Sich auf die wiederanlaufende Konjunktur zu verlassen sei schwierig für Österreich. „Wir sind doch als kleine, offene, exportorientierte Volkswirtschaft Konjunkturnehmer. Also wir selber können die Konjunktur außer im Baubereich recht wenig beeinflussen, der Rest geschieht im Ausland. Deswegen hängen wir eher an der EU-Konjunktur und auch an anderen internationalen Konjunkturzyklen dran. Dabei ist die Wirtschaftspolitik fast ein wenig aus der Pflicht; was sehr wohl ihre Pflicht ist: die langfristigen Wirtschaftsentwicklungen zu
erkennen und dafür Vorsorge tragen, dass wir auch langfristig ein hohes Wirtschaftswachstum haben. Da gehört beispielsweise die Bildungspolitik dazu, da gehören auch andere Maßnahmen in der Umweltpolitik dazu, beispielsweise bei der Entbürokratisierung. All diese Dinge sorgen dafür, dass Österreich auch in Hinkunft in langer Frist wettbewerbsfähig bleibt“.

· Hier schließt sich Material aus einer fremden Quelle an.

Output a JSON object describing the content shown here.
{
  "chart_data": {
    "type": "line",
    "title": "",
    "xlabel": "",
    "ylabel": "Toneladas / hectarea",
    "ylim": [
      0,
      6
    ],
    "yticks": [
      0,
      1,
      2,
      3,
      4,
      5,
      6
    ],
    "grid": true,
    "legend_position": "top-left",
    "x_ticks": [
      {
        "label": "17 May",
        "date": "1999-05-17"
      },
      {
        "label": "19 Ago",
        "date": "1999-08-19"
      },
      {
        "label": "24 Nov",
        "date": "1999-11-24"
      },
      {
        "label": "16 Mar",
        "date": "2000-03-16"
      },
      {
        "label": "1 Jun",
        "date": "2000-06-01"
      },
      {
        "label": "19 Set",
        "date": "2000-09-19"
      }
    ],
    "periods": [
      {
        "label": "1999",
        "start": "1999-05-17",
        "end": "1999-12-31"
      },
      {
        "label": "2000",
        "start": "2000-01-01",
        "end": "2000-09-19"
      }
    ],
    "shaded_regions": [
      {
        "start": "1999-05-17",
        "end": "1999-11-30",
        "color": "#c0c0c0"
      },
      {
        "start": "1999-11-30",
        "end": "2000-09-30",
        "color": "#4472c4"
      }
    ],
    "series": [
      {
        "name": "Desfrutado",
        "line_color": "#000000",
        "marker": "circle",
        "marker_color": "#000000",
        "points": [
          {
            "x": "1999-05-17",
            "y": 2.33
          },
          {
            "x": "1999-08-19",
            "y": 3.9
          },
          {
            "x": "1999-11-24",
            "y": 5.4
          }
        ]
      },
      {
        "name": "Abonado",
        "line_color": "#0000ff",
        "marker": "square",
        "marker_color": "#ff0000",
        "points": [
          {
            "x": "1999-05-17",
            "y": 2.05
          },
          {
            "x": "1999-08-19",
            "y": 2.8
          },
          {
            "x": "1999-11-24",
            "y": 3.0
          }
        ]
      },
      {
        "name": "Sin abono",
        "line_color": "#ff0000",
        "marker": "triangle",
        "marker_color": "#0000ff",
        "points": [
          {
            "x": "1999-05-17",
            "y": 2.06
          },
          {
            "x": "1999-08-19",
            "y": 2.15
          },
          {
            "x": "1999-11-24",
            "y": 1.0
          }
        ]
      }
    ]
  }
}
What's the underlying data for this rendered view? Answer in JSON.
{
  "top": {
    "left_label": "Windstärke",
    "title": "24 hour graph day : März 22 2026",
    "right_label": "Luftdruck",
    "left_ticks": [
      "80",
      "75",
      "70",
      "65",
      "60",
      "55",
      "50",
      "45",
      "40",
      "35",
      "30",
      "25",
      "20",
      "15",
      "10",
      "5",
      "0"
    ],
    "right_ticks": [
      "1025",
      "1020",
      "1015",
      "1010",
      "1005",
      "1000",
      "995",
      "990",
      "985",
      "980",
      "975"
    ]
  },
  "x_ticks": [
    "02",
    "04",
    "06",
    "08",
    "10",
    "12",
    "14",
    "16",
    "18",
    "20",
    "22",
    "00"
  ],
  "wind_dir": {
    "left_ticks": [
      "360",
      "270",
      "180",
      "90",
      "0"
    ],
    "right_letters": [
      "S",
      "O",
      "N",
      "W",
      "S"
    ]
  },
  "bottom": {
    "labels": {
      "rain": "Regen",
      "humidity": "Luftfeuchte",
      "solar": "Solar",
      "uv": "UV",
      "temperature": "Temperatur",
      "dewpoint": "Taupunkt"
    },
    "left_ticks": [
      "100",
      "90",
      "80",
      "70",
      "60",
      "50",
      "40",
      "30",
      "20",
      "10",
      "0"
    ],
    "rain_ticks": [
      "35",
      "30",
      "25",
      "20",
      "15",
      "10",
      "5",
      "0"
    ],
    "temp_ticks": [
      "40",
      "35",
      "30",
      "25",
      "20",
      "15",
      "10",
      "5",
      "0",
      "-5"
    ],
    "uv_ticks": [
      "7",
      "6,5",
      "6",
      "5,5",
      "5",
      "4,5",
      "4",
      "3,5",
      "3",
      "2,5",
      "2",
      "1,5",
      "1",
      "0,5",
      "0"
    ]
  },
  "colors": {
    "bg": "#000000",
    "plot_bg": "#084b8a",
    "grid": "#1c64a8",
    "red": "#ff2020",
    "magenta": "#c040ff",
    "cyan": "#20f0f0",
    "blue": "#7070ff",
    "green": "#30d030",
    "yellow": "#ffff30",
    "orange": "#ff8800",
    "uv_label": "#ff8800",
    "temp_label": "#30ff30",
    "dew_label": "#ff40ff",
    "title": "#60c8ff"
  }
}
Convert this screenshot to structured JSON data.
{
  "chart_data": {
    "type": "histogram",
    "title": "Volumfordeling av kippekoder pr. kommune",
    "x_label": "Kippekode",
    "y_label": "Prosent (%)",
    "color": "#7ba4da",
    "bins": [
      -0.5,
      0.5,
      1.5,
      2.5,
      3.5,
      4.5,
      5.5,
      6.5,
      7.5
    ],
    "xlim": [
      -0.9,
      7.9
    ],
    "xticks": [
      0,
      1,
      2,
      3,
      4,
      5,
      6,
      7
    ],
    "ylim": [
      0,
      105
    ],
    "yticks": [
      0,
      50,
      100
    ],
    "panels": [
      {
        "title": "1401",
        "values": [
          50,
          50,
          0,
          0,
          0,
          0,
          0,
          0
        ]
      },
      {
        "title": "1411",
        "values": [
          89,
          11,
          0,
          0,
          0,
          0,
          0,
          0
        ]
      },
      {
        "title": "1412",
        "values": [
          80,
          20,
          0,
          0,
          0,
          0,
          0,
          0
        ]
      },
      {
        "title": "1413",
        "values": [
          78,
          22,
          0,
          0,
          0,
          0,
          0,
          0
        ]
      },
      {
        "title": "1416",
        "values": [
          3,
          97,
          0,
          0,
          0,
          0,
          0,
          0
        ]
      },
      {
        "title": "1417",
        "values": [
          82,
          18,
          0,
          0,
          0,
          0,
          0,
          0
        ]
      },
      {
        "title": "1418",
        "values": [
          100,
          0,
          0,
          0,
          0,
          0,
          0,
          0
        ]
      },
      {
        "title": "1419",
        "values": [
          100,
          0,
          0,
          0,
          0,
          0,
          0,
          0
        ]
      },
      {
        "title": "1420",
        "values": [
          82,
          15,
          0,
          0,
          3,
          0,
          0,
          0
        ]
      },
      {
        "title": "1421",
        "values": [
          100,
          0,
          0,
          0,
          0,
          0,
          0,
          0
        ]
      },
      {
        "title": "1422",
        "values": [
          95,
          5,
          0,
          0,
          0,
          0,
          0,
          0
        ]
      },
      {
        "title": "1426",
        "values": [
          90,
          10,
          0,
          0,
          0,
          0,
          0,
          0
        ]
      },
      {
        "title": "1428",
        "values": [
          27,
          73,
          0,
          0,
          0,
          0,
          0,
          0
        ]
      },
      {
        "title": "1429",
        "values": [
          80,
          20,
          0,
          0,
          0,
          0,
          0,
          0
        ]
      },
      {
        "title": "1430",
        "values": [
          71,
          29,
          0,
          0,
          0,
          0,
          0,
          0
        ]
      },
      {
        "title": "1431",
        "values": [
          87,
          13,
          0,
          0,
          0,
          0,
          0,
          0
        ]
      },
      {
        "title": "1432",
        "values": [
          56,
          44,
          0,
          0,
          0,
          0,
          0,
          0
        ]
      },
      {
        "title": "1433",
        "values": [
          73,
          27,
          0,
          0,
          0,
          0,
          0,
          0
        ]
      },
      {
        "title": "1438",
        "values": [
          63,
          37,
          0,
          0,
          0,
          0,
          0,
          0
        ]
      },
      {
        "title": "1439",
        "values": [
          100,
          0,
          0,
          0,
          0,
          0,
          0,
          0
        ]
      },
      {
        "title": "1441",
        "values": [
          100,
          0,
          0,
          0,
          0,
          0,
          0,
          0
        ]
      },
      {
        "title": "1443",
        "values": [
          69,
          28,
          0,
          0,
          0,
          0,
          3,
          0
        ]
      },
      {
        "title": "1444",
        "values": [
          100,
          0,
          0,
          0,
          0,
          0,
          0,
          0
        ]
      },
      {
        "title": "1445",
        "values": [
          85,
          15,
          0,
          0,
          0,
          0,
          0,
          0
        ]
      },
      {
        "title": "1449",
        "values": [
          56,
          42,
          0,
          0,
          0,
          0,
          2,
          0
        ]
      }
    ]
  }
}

„Im Bereich Kompetenz Bund-Land ist zum Beispiel einiges zu holen, auch bei Förderungen. Es muss nicht jede Kleinigkeit, jede Trachtenkapelle gefördert werden, das verzerrt marktwirtschaftliche Entwicklungen. Daher plädieren wir dafür, dass das durchforstet wird, und da ist einiges zu holen, ohne sich darauf jetzt einzulassen, wie hoch die Milliardenbeträge sein sollen, die man da lukrieren könnte“.
Firmen mehr unterstützen
Im Wahlkampf war auch sehr viel vom Abbau der Hürden für Unternehmen die Rede, vor allem die ÖVP hat da von der Entfesselung der Wirtschaft gesprochen. Die Regierung hat laut Scheiblecker ohnedies schon in der Vergangenheit viel getan. Allerdings hinkt Österreich im Bereich Venture Capital noch immer hinterher - also bei Hilfe für Unternehmensgründungen oder Risikokapital für riskantere Investitionen. Im Unternehmensbereich gebe es Garantien oder Finanzierungszusagen beispielsweise, Bürokratieabbau, Erleichterungen
bei der Lohnverrechnung, größere Pauschalierungsgrenzen und so weiter, da gebe es schon einiges, was man noch verbessern könnte, befindet der Wirtschaftsforscher. Ob das allerdings die große Zukunftsinvestition sein wird, müsse bezweifelt werden. Wichtiger sei aber sicherlich, die langfristigen Themen anzugehen, wie Bildungspolitik und Technologieoffensive, sagt Scheiblecker.